Wong testified that driving a vehicle driving at a low speed without an apparent reason
might be a sign of an intoxicated driver. (3 R.R. at 47). Wong testified that the
pickup swerved within its own lane. (4 R.R. at 48). As Wong was following the
pickup, he saw its left turn signal activate where there was nowhere on the road to turn
left. (3 R.R. at 48-49). The pickup then drove on the improved shoulder on the right
side of the road. (3 R.R. at 49). The then traveled from the shoulder to the left-hand
turn lane and stopped. (3 R.R. at 50). Trooper Wong turned on his overhead lights
and Appellant stepped out of the driver’s seat of the vehicle. (3 R.R. at 53).
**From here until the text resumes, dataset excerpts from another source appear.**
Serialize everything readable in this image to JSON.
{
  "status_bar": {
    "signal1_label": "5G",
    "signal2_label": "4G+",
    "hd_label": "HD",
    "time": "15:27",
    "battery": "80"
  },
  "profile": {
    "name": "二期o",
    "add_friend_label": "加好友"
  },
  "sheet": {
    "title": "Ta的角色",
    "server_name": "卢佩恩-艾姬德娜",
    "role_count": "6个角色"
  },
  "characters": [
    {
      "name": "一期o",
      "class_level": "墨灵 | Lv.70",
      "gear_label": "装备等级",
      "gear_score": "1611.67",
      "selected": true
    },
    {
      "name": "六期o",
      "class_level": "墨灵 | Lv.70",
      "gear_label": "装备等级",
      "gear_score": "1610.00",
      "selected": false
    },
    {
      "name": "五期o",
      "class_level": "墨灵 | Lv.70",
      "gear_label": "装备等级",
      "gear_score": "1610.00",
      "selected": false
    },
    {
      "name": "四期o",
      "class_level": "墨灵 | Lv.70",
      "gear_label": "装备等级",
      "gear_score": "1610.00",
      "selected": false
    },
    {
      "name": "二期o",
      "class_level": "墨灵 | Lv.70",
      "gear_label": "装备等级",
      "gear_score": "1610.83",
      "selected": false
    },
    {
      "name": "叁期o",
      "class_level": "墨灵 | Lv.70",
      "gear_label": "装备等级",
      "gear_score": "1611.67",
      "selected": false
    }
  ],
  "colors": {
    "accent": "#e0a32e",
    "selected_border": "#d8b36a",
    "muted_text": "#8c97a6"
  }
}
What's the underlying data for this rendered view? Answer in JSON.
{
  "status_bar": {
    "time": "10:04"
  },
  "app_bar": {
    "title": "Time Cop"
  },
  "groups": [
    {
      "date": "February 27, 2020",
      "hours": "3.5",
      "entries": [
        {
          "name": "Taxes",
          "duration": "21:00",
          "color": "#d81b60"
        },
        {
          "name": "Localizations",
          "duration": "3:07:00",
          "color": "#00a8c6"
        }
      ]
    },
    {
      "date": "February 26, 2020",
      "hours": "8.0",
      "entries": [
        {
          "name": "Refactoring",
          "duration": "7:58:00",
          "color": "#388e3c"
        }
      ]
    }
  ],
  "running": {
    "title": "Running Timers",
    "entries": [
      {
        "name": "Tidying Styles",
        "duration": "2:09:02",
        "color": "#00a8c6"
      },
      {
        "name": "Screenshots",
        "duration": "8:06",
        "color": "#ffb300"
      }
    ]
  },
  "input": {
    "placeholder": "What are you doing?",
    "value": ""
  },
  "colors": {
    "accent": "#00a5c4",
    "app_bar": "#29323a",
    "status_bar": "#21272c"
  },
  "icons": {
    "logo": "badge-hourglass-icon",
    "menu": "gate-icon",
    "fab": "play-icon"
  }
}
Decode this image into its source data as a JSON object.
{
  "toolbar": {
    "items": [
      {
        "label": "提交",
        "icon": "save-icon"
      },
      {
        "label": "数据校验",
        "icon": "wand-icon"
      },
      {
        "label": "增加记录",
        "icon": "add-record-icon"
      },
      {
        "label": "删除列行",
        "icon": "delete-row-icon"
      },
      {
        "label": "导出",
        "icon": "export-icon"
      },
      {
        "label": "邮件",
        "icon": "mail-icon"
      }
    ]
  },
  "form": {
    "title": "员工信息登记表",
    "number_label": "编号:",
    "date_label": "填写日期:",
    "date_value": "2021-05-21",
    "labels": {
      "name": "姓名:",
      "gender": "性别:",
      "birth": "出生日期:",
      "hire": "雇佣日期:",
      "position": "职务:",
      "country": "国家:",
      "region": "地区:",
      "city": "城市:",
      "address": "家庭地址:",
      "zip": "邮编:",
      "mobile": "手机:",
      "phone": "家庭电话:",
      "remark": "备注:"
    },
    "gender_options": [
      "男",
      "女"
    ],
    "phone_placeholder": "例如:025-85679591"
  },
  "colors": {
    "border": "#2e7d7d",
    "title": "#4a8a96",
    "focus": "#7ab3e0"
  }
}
Trooper Wong motioned for Appellant to come towards him so that they could
stand off out of the way of traffic. (3 R.R. at 55). When Wong and Appellant started
talking, Wong noticed Appellant to have a strong odor of alcoholic beverage, red
glassy eyes, and dilated pupils. (3 R.R. at 55, 60). Wong testified that Appellant had a
gazing stare “off into space.” (3 R.R. at 55-56). He testified that Appellant seemed
relaxed and carless. (3 R.R. at 56).
2
Trooper Wong told Appellant to stay where he was and went to check on the
passengers in the pickup. (3 R.R. at 57). Wong saw several open containers in the
pickup. (3 R.R. at 57). Based on his observation of the passengers in the vehicle, red
glassy eyes, strong odor of alcoholic beverages and open containers, Wong believed
the passengers to be intoxicated. (3 R.R. at 58).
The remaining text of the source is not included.